The extensive compile-time metaprogramming facilities in C++ give it unique performance advantages relative to other performance languages, and is the reason it tends to be faster in practice.
For example, compare the speed and implementation of std::sort and qsort (it's almost an order of magnitude difference in run time for big N!)
Also, sorting is something where algorithmic improvement makes a sizeable difference so you need to be sure you're either measuring apples vs apples or that you've decided up front what your criteria are (e.g. lazy people will use the stdlib so only test that; or nobody sorts non-integer types so I only test those)

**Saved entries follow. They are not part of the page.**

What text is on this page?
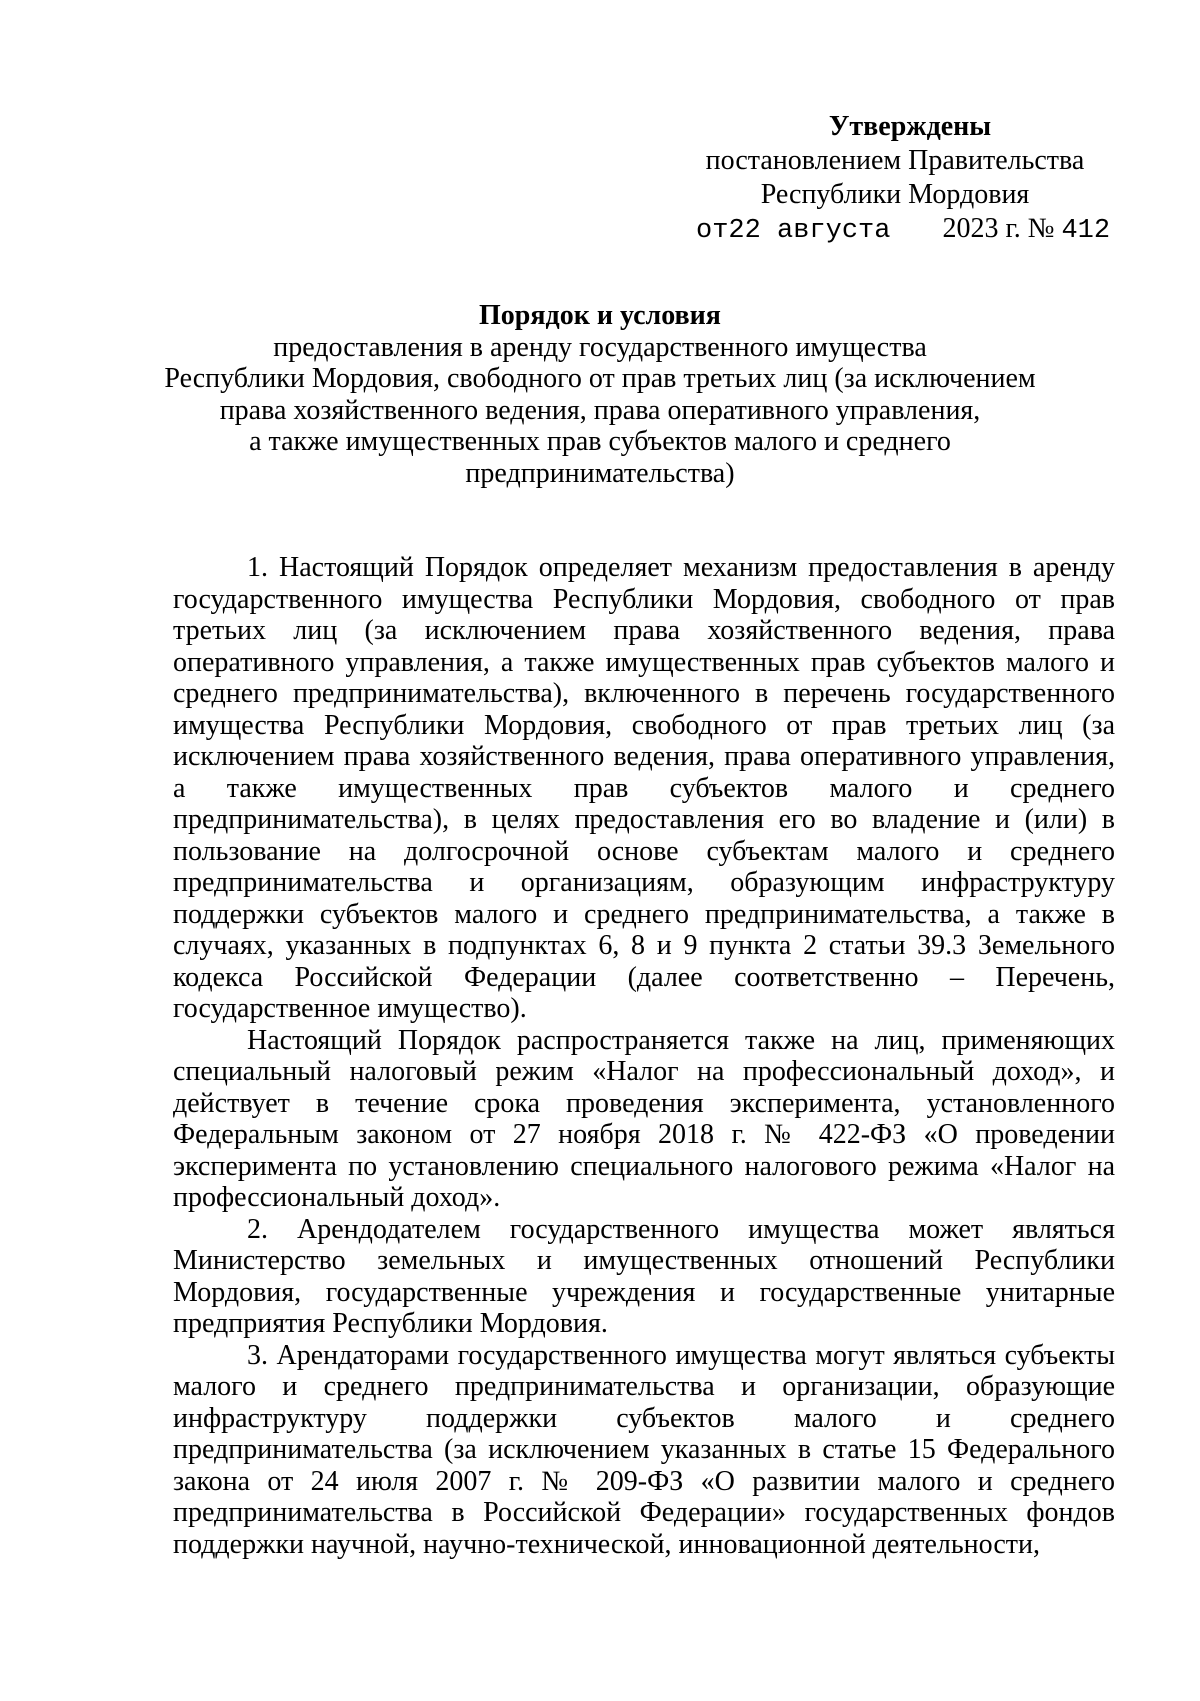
Утверждены
постановлением Правительства
Республики Мордовия
от22 августа 2023 г. № 412
Порядок и условия
предоставления в аренду государственного имущества
Республики Мордовия, свободного от прав третьих лиц (за исключением
права хозяйственного ведения, права оперативного управления,
а также имущественных прав субъектов малого и среднего
предпринимательства)

1. Настоящий Порядок определяет механизм предоставления в аренду государственного имущества Республики Мордовия, свободного от прав третьих лиц (за исключением права хозяйственного ведения, права оперативного управления, а также имущественных прав субъектов малого и среднего предпринимательства), включенного в перечень государственного имущества Республики Мордовия, свободного от прав третьих лиц (за исключением права хозяйственного ведения, права оперативного управления, а также имущественных прав субъектов малого и среднего предпринимательства), в целях предоставления его во владение и (или) в пользование на долгосрочной основе субъектам малого и среднего предпринимательства и организациям, образующим инфраструктуру поддержки субъектов малого и среднего предпринимательства, а также в случаях, указанных в подпунктах 6, 8 и 9 пункта 2 статьи 39.3 Земельного кодекса Российской Федерации (далее соответственно – Перечень, государственное имущество).

Настоящий Порядок распространяется также на лиц, применяющих специальный налоговый режим «Налог на профессиональный доход», и действует в течение срока проведения эксперимента, установленного Федеральным законом от 27 ноября 2018 г. № 422-ФЗ «О проведении эксперимента по установлению специального налогового режима «Налог на профессиональный доход».

2. Арендодателем государственного имущества может являться Министерство земельных и имущественных отношений Республики Мордовия, государственные учреждения и государственные унитарные предприятия Республики Мордовия.

3. Арендаторами государственного имущества могут являться субъекты малого и среднего предпринимательства и организации, образующие инфраструктуру поддержки субъектов малого и среднего предпринимательства (за исключением указанных в статье 15 Федерального закона от 24 июля 2007 г. № 209-ФЗ «О развитии малого и среднего предпринимательства в Российской Федерации» государственных фондов поддержки научной, научно-технической, инновационной деятельности,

For some inputs if you're willing to use a specialist sort the best option today is C. If you care enough to spend resources on specialising the sort for your purpose that's a real option. Or alternatively if you can't be bothered to do more than reach for the standard library of course Rust has significantly faster sort (stable and unstable) than any of the three C++ stdlibs. Or maybe you want a specialized vector sort that Intel came up with and they wrote it for C++. Hope portability wasn't an issue 'cos unsurprisingly Intel only care if it works on Intel CPUs.

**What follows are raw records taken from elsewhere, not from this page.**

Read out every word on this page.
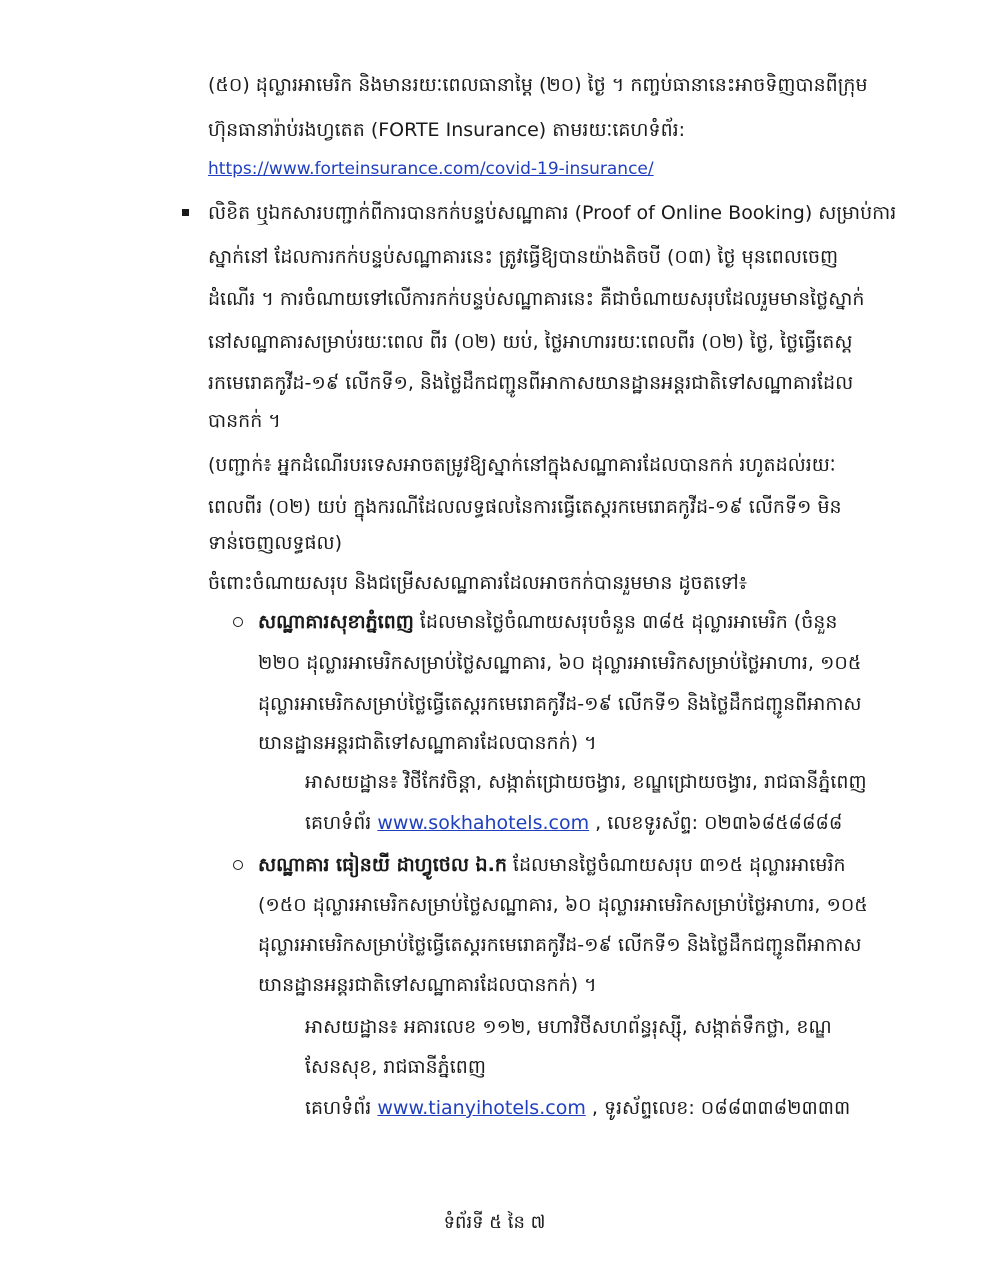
(៥០) ដុល្លារអាមេរិក និងមានរយៈពេលធានាម្ដៃ (២០) ថ្ងៃ ។ កញ្ចប់ធានានេះអាចទិញបានពីក្រុម
ហ៊ុនធានារ៉ាប់រងហ្វតេត (FORTE Insurance) តាមរយៈគេហទំព័រ:
https://www.forteinsurance.com/covid-19-insurance/
លិខិត ឬឯកសារបញ្ជាក់ពីការបានកក់បន្ទប់សណ្ឋាគារ (Proof of Online Booking) សម្រាប់ការ
ស្នាក់នៅ ដែលការកក់បន្ទប់សណ្ឋាគារនេះ ត្រូវធ្វើឱ្យបានយ៉ាងតិចបី (០៣) ថ្ងៃ មុនពេលចេញ
ដំណើរ ។ ការចំណាយទៅលើការកក់បន្ទប់សណ្ឋាគារនេះ គឺជាចំណាយសរុបដែលរួមមានថ្លៃស្នាក់
នៅសណ្ឋាគារសម្រាប់រយៈពេល ពីរ (០២) យប់, ថ្លៃអាហាររយៈពេលពីរ (០២) ថ្ងៃ, ថ្លៃធ្វើតេស្ត
រកមេរោគកូវីដ-១៩ លើកទី១, និងថ្លៃដឹកជញ្ជូនពីអាកាសយានដ្ឋានអន្តរជាតិទៅសណ្ឋាគារដែល
បានកក់ ។
(បញ្ជាក់៖ អ្នកដំណើរបរទេសអាចតម្រូវឱ្យស្នាក់នៅក្នុងសណ្ឋាគារដែលបានកក់ រហូតដល់រយៈ
ពេលពីរ (០២) យប់ ក្នុងករណីដែលលទ្ធផលនៃការធ្វើតេស្តរកមេរោគកូវីដ-១៩ លើកទី១ មិន
ទាន់ចេញលទ្ធផល)
ចំពោះចំណាយសរុប និងជម្រើសសណ្ឋាគារដែលអាចកក់បានរួមមាន ដូចតទៅ៖
សណ្ឋាគារសុខាភ្នំពេញ ដែលមានថ្លៃចំណាយសរុបចំនួន ៣៨៥ ដុល្លារអាមេរិក (ចំនួន
២២០ ដុល្លារអាមេរិកសម្រាប់ថ្លៃសណ្ឋាគារ, ៦០ ដុល្លារអាមេរិកសម្រាប់ថ្លៃអាហារ, ១០៥
ដុល្លារអាមេរិកសម្រាប់ថ្លៃធ្វើតេស្តរកមេរោគកូវីដ-១៩ លើកទី១ និងថ្លៃដឹកជញ្ជូនពីអាកាស
យានដ្ឋានអន្តរជាតិទៅសណ្ឋាគារដែលបានកក់) ។
អាសយដ្ឋាន៖ វិថីកែវចិន្តា, សង្កាត់ជ្រោយចង្វារ, ខណ្ឌជ្រោយចង្វារ, រាជធានីភ្នំពេញ
គេហទំព័រ www.sokhahotels.com , លេខទូរស័ព្ទ: ០២៣៦៨៥៨៨៨៨
សណ្ឋាគារ ធៀនយី ដាហ្វូថេល ឯ.ក ដែលមានថ្លៃចំណាយសរុប ៣១៥ ដុល្លារអាមេរិក
(១៥០ ដុល្លារអាមេរិកសម្រាប់ថ្លៃសណ្ឋាគារ, ៦០ ដុល្លារអាមេរិកសម្រាប់ថ្លៃអាហារ, ១០៥
ដុល្លារអាមេរិកសម្រាប់ថ្លៃធ្វើតេស្តរកមេរោគកូវីដ-១៩ លើកទី១ និងថ្លៃដឹកជញ្ជូនពីអាកាស
យានដ្ឋានអន្តរជាតិទៅសណ្ឋាគារដែលបានកក់) ។
អាសយដ្ឋាន៖ អគារលេខ ១១២, មហាវិថីសហព័ន្ធរុស្ស៊ី, សង្កាត់ទឹកថ្លា, ខណ្ឌ
សែនសុខ, រាជធានីភ្នំពេញ
គេហទំព័រ www.tianyihotels.com , ទូរស័ព្ទលេខ: ០៨៨៣៣៨២៣៣៣
ទំព័រទី ៥ នៃ ៧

Sure, if you write all the code. If you're writing a library or more generic functions, you don't have that power.
And, even then, while you can do this it's going to be much more code and more prone to bugs. C++ is complex, but that complexity can often bring simplicity. I don't need to specialize for int, double, float, etc because the compiler can do it for me. And I know the implementation will be correct. If I specialize by hand, I can make mistakes.
In addition, this isn't something where C "shines". You can do the exact same thing in C++, if you want. Many templates have hand-rolled specializations for some types.
> apples vs apples
It is, they're both qsort. When every single comparison requires multiple dereferences + a function call it adds up.
> For some inputs if you're willing to use a specialist sort the best option today is C
I don't understand how. Even if this is the case, which I doubt, you could just include the C headers in a C++ application. So, C++ is equally as good of a choice + you get whatever else you want/need.
> Rust has significantly faster sort (stable and unstable) than any of the three C++ stdlibs
Maybe, but there's a new std::sort implementation in LLVM 17. Regardless, the Rust implementations are very fast for the same reason the C++ implementations are fast - encoding information in types at compile-time and aggressively inlining the comparison function. Rust has a very similar generic methodology to C++.
Yes, but not if you pass in void *. For libraries this matters. If you're both writing the producer and consumer then sure, you can do it manually.
> code bloat caused by monomorphization
This is true and a real problem, but I would argue in most scenarios extra codegen will be more performant than dynamic allocation + redirection. Because that's the alternative, like how swift or C# or Java do it.